Gently, he set Hamlet down on the floor. The feline blinked and gazed around him, as if taking roll of everyone in attendance. Spying a groggy Barry lying several feet from him, he took a step back and gave an evil hiss.
“I think we all second that sentiment,” James remarked, and Darla saw him swipe away what appeared to be a suspicious bit of moisture from his eyes.
Darla blinked back her own tears. “Hey, Hamlet, thanks for taking care of me,” she croaked. “You’re a true cat hero.”
Hamlet stared at her, green eyes bright; then, quite deliberately, he padded his way toward her.

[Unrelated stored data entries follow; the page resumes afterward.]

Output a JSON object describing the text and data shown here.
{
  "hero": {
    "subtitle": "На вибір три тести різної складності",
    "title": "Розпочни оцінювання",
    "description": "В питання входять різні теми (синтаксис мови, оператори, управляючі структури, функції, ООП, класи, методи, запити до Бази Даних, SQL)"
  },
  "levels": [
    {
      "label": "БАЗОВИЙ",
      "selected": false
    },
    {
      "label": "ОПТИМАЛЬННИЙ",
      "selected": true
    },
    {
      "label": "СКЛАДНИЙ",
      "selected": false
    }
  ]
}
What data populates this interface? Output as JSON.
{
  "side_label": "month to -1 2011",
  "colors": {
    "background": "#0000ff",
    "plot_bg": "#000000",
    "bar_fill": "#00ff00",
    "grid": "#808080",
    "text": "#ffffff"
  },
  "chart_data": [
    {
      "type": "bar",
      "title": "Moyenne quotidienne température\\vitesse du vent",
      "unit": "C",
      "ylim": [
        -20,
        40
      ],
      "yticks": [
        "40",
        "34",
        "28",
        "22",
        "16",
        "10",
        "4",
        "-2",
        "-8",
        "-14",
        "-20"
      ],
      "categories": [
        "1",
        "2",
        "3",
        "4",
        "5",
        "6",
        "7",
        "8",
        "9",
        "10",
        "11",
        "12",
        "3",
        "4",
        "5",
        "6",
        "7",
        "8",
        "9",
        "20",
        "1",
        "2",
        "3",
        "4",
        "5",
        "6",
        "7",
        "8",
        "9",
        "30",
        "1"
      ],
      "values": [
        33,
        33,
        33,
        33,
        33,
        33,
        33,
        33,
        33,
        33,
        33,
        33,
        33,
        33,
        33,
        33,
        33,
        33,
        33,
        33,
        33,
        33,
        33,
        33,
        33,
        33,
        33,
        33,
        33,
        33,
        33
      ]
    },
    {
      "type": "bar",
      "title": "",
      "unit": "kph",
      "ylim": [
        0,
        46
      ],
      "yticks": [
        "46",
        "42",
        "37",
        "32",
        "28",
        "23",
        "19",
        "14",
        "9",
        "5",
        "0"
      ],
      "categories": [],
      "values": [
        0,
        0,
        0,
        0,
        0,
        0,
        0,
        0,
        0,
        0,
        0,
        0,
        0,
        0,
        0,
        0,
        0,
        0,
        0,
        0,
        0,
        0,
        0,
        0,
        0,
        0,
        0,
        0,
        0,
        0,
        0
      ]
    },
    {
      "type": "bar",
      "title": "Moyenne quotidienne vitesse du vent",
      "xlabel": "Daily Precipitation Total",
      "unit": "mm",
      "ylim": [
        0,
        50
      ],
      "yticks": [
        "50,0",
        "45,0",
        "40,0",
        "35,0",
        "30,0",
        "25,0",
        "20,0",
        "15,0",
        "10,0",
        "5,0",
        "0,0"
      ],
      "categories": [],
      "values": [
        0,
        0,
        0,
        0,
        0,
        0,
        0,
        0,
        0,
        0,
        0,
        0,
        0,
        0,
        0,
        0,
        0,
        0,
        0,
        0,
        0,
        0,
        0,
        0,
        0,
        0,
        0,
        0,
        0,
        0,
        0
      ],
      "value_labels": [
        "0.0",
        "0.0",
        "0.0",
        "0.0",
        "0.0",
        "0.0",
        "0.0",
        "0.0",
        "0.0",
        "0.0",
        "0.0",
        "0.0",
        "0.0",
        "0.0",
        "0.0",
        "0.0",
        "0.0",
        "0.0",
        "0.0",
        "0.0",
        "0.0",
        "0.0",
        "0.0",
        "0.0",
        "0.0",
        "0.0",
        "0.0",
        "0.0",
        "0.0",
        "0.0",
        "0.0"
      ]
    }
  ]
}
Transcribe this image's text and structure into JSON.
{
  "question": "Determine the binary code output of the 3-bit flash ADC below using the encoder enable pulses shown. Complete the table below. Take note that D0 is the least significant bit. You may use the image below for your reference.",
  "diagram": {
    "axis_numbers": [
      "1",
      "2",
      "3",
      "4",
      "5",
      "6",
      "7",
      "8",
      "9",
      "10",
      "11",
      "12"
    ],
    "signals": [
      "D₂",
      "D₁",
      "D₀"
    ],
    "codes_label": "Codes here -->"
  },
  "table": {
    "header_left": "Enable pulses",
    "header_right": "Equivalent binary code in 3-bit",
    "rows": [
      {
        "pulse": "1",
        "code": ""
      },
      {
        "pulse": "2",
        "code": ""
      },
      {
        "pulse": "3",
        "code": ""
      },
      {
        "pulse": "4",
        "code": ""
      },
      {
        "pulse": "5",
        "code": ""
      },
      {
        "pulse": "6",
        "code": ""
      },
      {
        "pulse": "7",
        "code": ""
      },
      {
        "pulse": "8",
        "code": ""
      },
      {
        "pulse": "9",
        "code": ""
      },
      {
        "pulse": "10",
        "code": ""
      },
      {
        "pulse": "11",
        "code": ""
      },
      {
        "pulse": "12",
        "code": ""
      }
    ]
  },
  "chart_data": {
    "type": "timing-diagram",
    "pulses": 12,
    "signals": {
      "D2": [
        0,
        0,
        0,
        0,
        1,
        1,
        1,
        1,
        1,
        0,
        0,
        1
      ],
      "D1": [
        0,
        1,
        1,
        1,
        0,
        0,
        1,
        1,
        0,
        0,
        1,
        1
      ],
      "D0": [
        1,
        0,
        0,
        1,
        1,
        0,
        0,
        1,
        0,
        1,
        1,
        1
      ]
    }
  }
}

It was at that point that the front door burst open, and Reese and two uniformed patrolmen rushed in. One of the latter shouted an all clear, and the paramedics followed inside, their gear clattering as they demanded to know where their patient might be. Jake sprang to her feet and was telling Reese what had happened, with James chiming in with his own version. At the detective’s quick word, the nearest officer slapped a pair of cuffs on Barry and then dragged him to his feet—roughly, Darla was glad to see.
But exciting as it all was, the distraction held her attention only until she felt a soft paw touch her knee. She looked down to see Hamlet gazing up at her, green eyes inscrutable. Then, with the flick of a whisker, he settled himself on her lap and began to purr.